TCR and CD28 signaling also activate NF-κB, another transcription factor involved in T-cell activation. Remarkably, GILZ inhibits NF-κB nuclear translocation and transcriptional activity. When overexpressed in transfected T-cell lines or up-regulated in DEX-treated thymocytes and peripheral T lymphocytes, GILZ directly binds to p65 and p52 and inhibits NF-κB activation,³²  and we here demonstrated that p65 nuclear translocation and NF-κB activation is inhibited in TG cells. The role of NF-κB in Th differentiation is not yet fully understood. NF-κB transactivation has been associated with a preferential switch toward the Th-1 phenotype, because c-Rel and Rel-B KO mice have a deficient IFN-γ response.^59,60  Moreover, transgenic mice, which overexpress the dominant-negative form of I-κB, with inhibited NF-κB signaling pathway, develop normal Th-2 responses but impaired Th-1 response.⁶¹  On the other hand, p50 NF-κB is critical for Th-2 differentiation because CD4⁺ cells from P50^-/- mice do not express GATA-3 and do not produce Th-2 cytokines,⁶²  suggesting that different NF-κB members modulate the Th-2 phenotype although their specific roles have not been defined. GILZ, depending on expression levels, may interact with Raf or NF-κB, respectively (Barbara Di Marco, Michela Massetti, Antonio Macchiarulo, Stefano Bruscoli, G. M., and C. R. manuscript in preparation), and we suggest that in transgenic CD4⁺ cells, GILZ, by interacting with NF-κB, may contribute to Th differentiation. Moreover, GILZ could participate in Th-2 differentiation and control Th-1/Th-2 balance through modulation of more than 1 signal and transcription factor. More studies, including backcrossing of TG with other genetically manipulated mice, will clarify the relative impact of each molecular mechanism.

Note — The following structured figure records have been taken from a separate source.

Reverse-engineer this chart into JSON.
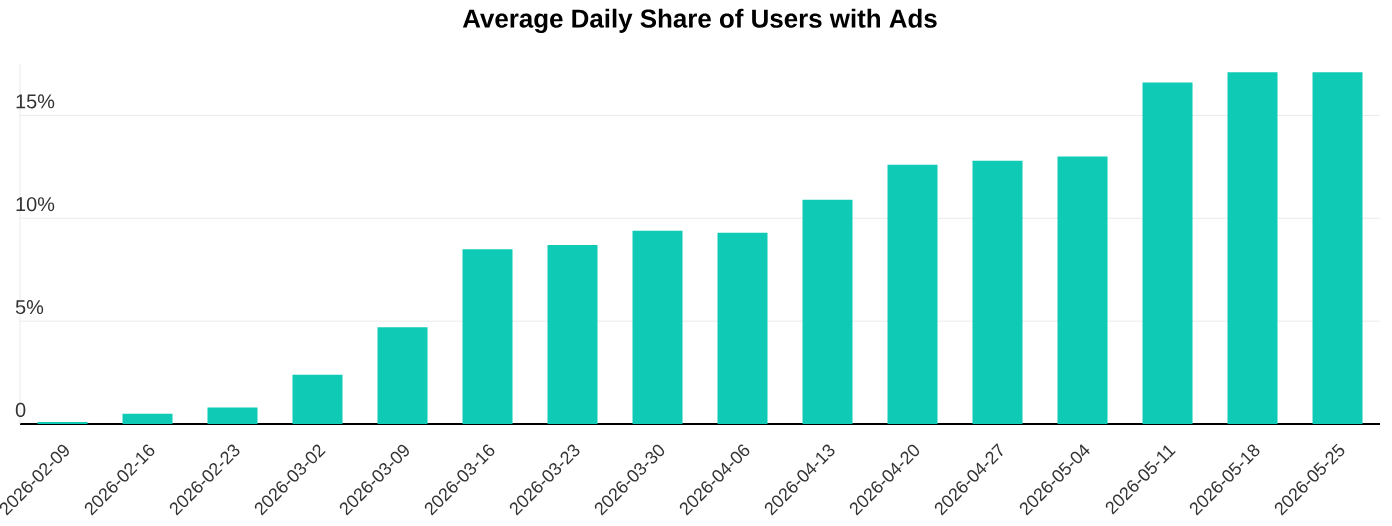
{
  "chart_data": {
    "type": "bar",
    "title": "Average Daily Share of Users with Ads",
    "categories": [
      "2026-02-09",
      "2026-02-16",
      "2026-02-23",
      "2026-03-02",
      "2026-03-09",
      "2026-03-16",
      "2026-03-23",
      "2026-03-30",
      "2026-04-06",
      "2026-04-13",
      "2026-04-20",
      "2026-04-27",
      "2026-05-04",
      "2026-05-11",
      "2026-05-18",
      "2026-05-25"
    ],
    "values": [
      0.1,
      0.5,
      0.8,
      2.4,
      4.7,
      8.5,
      8.7,
      9.4,
      9.3,
      10.9,
      12.6,
      12.8,
      13.0,
      16.6,
      17.1,
      17.1
    ],
    "color": "#0fcbb5",
    "ylim": [
      0,
      17.5
    ],
    "yticks": [
      0,
      {
        "value": 5,
        "label": "5%"
      },
      {
        "value": 10,
        "label": "10%"
      },
      {
        "value": 15,
        "label": "15%"
      }
    ],
    "grid": "y"
  }
}
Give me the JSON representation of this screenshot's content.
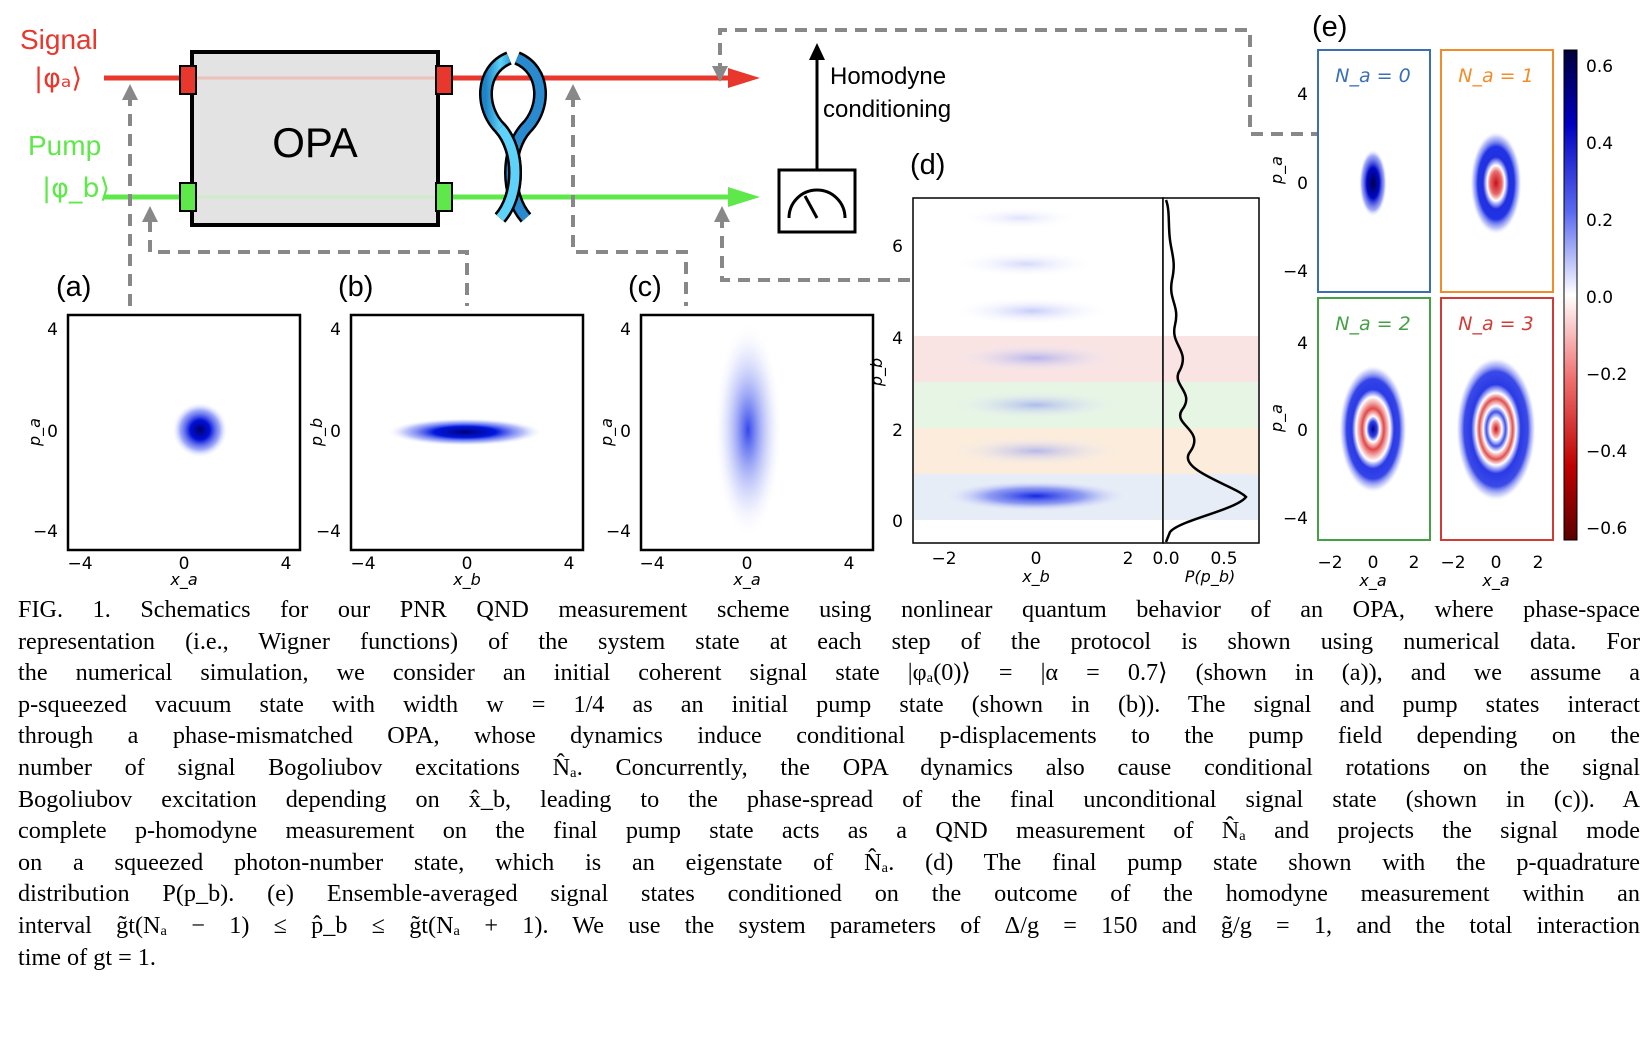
{
  "schematic": {
    "signal_label": "Signal",
    "signal_state": "|φₐ⟩",
    "pump_label": "Pump",
    "pump_state": "|φ_b⟩",
    "opa_label": "OPA",
    "homodyne_line1": "Homodyne",
    "homodyne_line2": "conditioning",
    "colors": {
      "signal": "#e8372c",
      "pump": "#5fe84a",
      "opa_fill": "#e3e3e3",
      "twist": "#4cc3f0"
    }
  },
  "panels": {
    "a": {
      "label": "(a)",
      "xlabel": "x_a",
      "ylabel": "p_a",
      "xticks": [
        "−4",
        "0",
        "4"
      ],
      "yticks": [
        "4",
        "0",
        "−4"
      ]
    },
    "b": {
      "label": "(b)",
      "xlabel": "x_b",
      "ylabel": "p_b",
      "xticks": [
        "−4",
        "0",
        "4"
      ],
      "yticks": [
        "4",
        "0",
        "−4"
      ]
    },
    "c": {
      "label": "(c)",
      "xlabel": "x_a",
      "ylabel": "p_a",
      "xticks": [
        "−4",
        "0",
        "4"
      ],
      "yticks": [
        "4",
        "0",
        "−4"
      ]
    },
    "d": {
      "label": "(d)",
      "xlabel": "x_b",
      "ylabel": "p_b",
      "xlabel2": "P(p_b)",
      "xticks": [
        "−2",
        "0",
        "2"
      ],
      "xticks2": [
        "0.0",
        "0.5"
      ],
      "yticks": [
        "6",
        "4",
        "2",
        "0"
      ]
    },
    "e": {
      "label": "(e)",
      "ylabel": "p_a",
      "xlabel": "x_a",
      "subplots": [
        {
          "title": "N_a = 0",
          "color": "#3a6fb5"
        },
        {
          "title": "N_a = 1",
          "color": "#f28c28"
        },
        {
          "title": "N_a = 2",
          "color": "#45a046"
        },
        {
          "title": "N_a = 3",
          "color": "#d23a35"
        }
      ],
      "xticks": [
        "−2",
        "0",
        "2"
      ],
      "yticks": [
        "4",
        "0",
        "−4"
      ],
      "colorbar_ticks": [
        "0.6",
        "0.4",
        "0.2",
        "0.0",
        "−0.2",
        "−0.4",
        "−0.6"
      ]
    }
  },
  "caption": {
    "lines": [
      "FIG. 1. Schematics for our PNR QND measurement scheme using nonlinear quantum behavior of an OPA, where phase-space",
      "representation (i.e., Wigner functions) of the system state at each step of the protocol is shown using numerical data. For",
      "the numerical simulation, we consider an initial coherent signal state |φₐ(0)⟩ = |α = 0.7⟩ (shown in (a)), and we assume a",
      "p-squeezed vacuum state with width w = 1/4 as an initial pump state (shown in (b)). The signal and pump states interact",
      "through a phase-mismatched OPA, whose dynamics induce conditional p-displacements to the pump field depending on the",
      "number of signal Bogoliubov excitations N̂ₐ. Concurrently, the OPA dynamics also cause conditional rotations on the signal",
      "Bogoliubov excitation depending on x̂_b, leading to the phase-spread of the final unconditional signal state (shown in (c)). A",
      "complete p-homodyne measurement on the final pump state acts as a QND measurement of N̂ₐ and projects the signal mode",
      "on a squeezed photon-number state, which is an eigenstate of N̂ₐ. (d) The final pump state shown with the p-quadrature",
      "distribution P(p_b). (e) Ensemble-averaged signal states conditioned on the outcome of the homodyne measurement within an",
      "interval g̃t(Nₐ − 1) ≤ p̂_b ≤ g̃t(Nₐ + 1). We use the system parameters of Δ/g = 150 and g̃/g = 1, and the total interaction",
      "time of gt = 1."
    ]
  }
}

GILZ-driven Th-2 differentiation may be one of the molecular mechanisms underlying to GCH-driven Th differentiation. In fact, GCHs modulate cytokine and cytokine receptor expression, regulate survival of T cells, and impact on T-cell proliferation in response to TCR triggering.^1-6  GCH treatment of human naive CD4⁺ T cells stimulates IL-4 and IL-10 production and suppresses IFN-γ production.⁶³  Several different mouse experimental models indicate GCHs promote the Th-2 response by up-regulating IL-4, IL-10, and IL-13, and inhibit Th-1 responses by blocking production of IL-12, IFN-γ, and TNF-α.^9,64  In mice DEX preferentially suppresses IFN-γ but not IL-4, and favors Th-2 development.^10,65  Despite these findings that the effects of GCHs on T lymphocytes depend on the concomitant presence of signals such as those delivered by TCRs, coaccessory molecules, and cytokines, and thus on the consequent activation state of the cell, the mechanism of GCHs on Th cell differentiation is not yet fully understood, although the final outcome of an immune response is known to require cross-talk between GCHs and environment cytokines.⁶⁶  As Th differentiation is based on the intrinsic Th-1/Th-2 balance rather than the absolute amount of 1 of these T-cell subpopulations, it is plausible to hypothesize that the combined effect of GCHs on several cytokines may drive an adaptive response to environmental changes. GCH-induced GILZ up-regulation may mediate this event, at least in part.

Understanding the mechanisms responsible for GCH's effects on Th differentiation could open the way for a new pharmacologic approach. Targeting GILZ, for example, could inhibit a Th-2 response and spare a Th-1 response, where this response would be therapeutically helpful.